Multielectron atom has much more complex energy spectrum than hydrogen atom. As the electrons interact with each other, the hydrogenic energy levels get shifted, and much of the hydrogen-specific degeneracy, as well as degeneracy resulting from electrons mass&charge equality, is lifted. Moreover, since the electrons do interact with each other, we can't, strictly speaking, speak about single-particle states of electrons. This means that when we shine light on a multielectron atom, it can't excite one electron. It instead changes the configuration of the whole atom, and the final state is approximately what we would call an atom with single electron excited.

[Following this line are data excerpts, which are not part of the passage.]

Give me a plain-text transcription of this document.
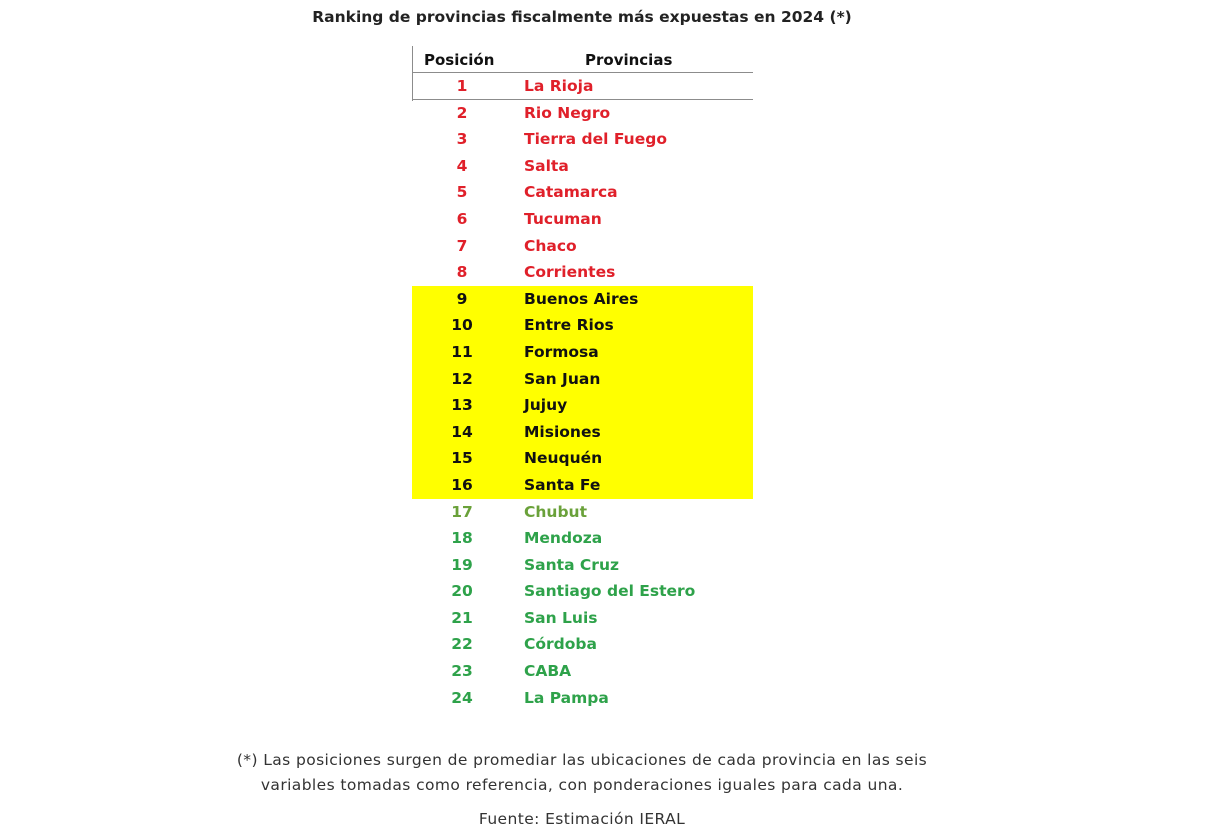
Ranking de provincias fiscalmente más expuestas en 2024 (*)
Posición	Provincias
1	La Rioja
2	Rio Negro
3	Tierra del Fuego
4	Salta
5	Catamarca
6	Tucuman
7	Chaco
8	Corrientes
9	Buenos Aires
10	Entre Rios
11	Formosa
12	San Juan
13	Jujuy
14	Misiones
15	Neuquén
16	Santa Fe
17	Chubut
18	Mendoza
19	Santa Cruz
20	Santiago del Estero
21	San Luis
22	Córdoba
23	CABA
24	La Pampa
(*) Las posiciones surgen de promediar las ubicaciones de cada provincia en las seis
variables tomadas como referencia, con ponderaciones iguales para cada una.
Fuente: Estimación IERAL
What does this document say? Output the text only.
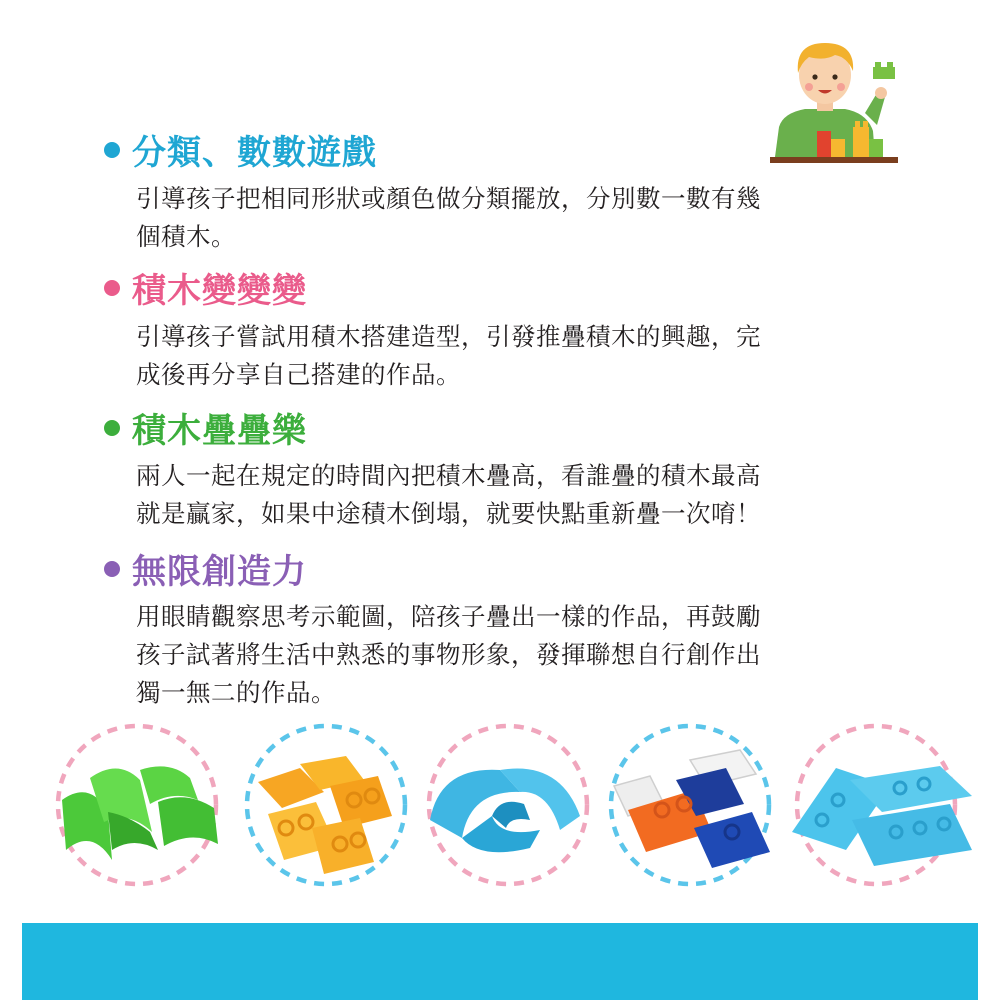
分類、數數遊戲
引導孩子把相同形狀或顏色做分類擺放，分別數一數有幾
個積木。
積木變變變
引導孩子嘗試用積木搭建造型，引發推疊積木的興趣，完
成後再分享自己搭建的作品。
積木疊疊樂
兩人一起在規定的時間內把積木疊高，看誰疊的積木最高
就是贏家，如果中途積木倒塌，就要快點重新疊一次唷！
無限創造力
用眼睛觀察思考示範圖，陪孩子疊出一樣的作品，再鼓勵
孩子試著將生活中熟悉的事物形象，發揮聯想自行創作出
獨一無二的作品。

Now, as the energy levels are partially split by electron-electron interaction, there's a way$^\dagger$ to directly (i.e. via single photon) get to the state, which we approximately (i.e. in terms of the shell model) describe as twice-excited state. We just have to shine the appropriate frequency of light at the atom. This way we could even excite more than two electrons. Doing another way, we could shine light composed of two frequencies corresponding to transition from ground to singly excited state and from singly excited to doubly excited state. Then it'll also be possible for the atom to appear in doubly excited state, but this would be a sequential transition.
For some atoms though, doubly excited states are unstable in the sense that the corresponding energy is above ionization energy, so such states are likely to decay into ionized atom instead of directly going to ground state. This is true for e.g. doubly excited helium atom.

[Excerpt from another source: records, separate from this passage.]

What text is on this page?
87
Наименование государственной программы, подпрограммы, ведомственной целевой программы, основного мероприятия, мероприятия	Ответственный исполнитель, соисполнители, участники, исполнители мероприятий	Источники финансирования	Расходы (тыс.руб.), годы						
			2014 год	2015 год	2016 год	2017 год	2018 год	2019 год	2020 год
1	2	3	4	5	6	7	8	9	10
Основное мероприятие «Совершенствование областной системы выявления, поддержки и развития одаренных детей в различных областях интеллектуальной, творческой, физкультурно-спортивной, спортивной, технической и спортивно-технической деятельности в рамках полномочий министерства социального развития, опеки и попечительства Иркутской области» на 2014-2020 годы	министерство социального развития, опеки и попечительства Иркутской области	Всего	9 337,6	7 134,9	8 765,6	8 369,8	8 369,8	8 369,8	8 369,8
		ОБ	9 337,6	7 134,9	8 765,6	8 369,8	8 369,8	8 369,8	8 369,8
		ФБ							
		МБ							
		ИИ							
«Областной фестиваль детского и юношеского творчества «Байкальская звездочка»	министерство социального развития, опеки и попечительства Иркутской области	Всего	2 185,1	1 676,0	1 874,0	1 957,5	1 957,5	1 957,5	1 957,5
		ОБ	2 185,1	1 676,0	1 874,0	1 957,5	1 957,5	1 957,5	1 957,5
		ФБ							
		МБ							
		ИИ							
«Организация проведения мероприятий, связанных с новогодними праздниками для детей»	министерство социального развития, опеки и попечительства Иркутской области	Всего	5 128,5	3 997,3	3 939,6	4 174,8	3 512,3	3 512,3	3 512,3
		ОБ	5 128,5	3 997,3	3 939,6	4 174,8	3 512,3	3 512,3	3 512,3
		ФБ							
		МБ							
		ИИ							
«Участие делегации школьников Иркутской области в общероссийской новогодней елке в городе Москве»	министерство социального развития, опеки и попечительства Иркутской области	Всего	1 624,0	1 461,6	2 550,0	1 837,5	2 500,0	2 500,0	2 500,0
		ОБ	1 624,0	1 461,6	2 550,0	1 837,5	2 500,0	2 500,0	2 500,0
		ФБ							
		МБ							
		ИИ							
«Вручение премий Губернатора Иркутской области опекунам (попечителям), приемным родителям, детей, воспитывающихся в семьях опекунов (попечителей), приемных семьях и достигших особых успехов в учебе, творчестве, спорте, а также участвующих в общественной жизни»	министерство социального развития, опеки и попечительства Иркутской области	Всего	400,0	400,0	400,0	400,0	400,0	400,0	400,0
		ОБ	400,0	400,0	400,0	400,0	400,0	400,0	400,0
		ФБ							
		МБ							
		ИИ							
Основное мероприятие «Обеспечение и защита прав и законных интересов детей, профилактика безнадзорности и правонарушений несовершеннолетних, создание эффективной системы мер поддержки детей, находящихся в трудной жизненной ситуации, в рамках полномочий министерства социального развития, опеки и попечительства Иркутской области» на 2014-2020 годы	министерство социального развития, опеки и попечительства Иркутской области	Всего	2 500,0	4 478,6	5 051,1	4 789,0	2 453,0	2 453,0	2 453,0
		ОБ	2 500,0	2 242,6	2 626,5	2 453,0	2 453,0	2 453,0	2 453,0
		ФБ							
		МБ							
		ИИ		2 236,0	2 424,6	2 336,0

My intuition is that the atom would return to its ground state too quickly for this too happen
Note that transition from one state to another is not instant. The probability of occupying some state gradually changes with time, and if you shine the light driving transition to singly-excited state and mix the light driving transition from singly excited to doubly excited state into the same beam, you'll be able to "intercept" the atom's singly excited state and drive it to doubly excited one.
Also, I would suspect that if the atom could be excited twice, the already-excited electron would be excited (or ionised) a second time, not a new one.

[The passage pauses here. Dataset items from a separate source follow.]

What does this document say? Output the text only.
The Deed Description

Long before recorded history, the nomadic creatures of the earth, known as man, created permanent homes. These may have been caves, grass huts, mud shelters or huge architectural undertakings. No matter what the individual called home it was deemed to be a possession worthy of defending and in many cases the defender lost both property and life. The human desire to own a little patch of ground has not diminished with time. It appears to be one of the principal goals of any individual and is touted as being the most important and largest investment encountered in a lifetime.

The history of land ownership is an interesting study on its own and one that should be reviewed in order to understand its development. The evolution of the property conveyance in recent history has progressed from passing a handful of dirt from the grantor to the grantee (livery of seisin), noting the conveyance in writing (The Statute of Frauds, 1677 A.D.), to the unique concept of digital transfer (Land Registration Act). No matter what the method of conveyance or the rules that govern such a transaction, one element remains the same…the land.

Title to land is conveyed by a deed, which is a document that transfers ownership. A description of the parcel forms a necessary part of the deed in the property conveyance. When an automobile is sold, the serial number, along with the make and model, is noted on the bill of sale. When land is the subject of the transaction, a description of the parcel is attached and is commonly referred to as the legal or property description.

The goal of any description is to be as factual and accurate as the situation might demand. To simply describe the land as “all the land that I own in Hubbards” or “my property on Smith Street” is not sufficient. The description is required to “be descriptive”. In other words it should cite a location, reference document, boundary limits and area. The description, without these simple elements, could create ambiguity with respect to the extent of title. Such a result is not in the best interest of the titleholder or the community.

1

Don't forget about quantization of energy and the fact that electron-electron interaction lifts much of the possible degeneracy. It's highly unlikely that energies of doubly excited atom and atom with single electron excited to higher level will coincide. Thus if you tune your light source well enough, you're unlikely to excite the already excited electron to higher level instead of getting doubly excited atom.
$^\dagger$ I may actually be wrong if it appears that such optical transition is forbidden for all atoms. If you find some evidence of this, please let me know.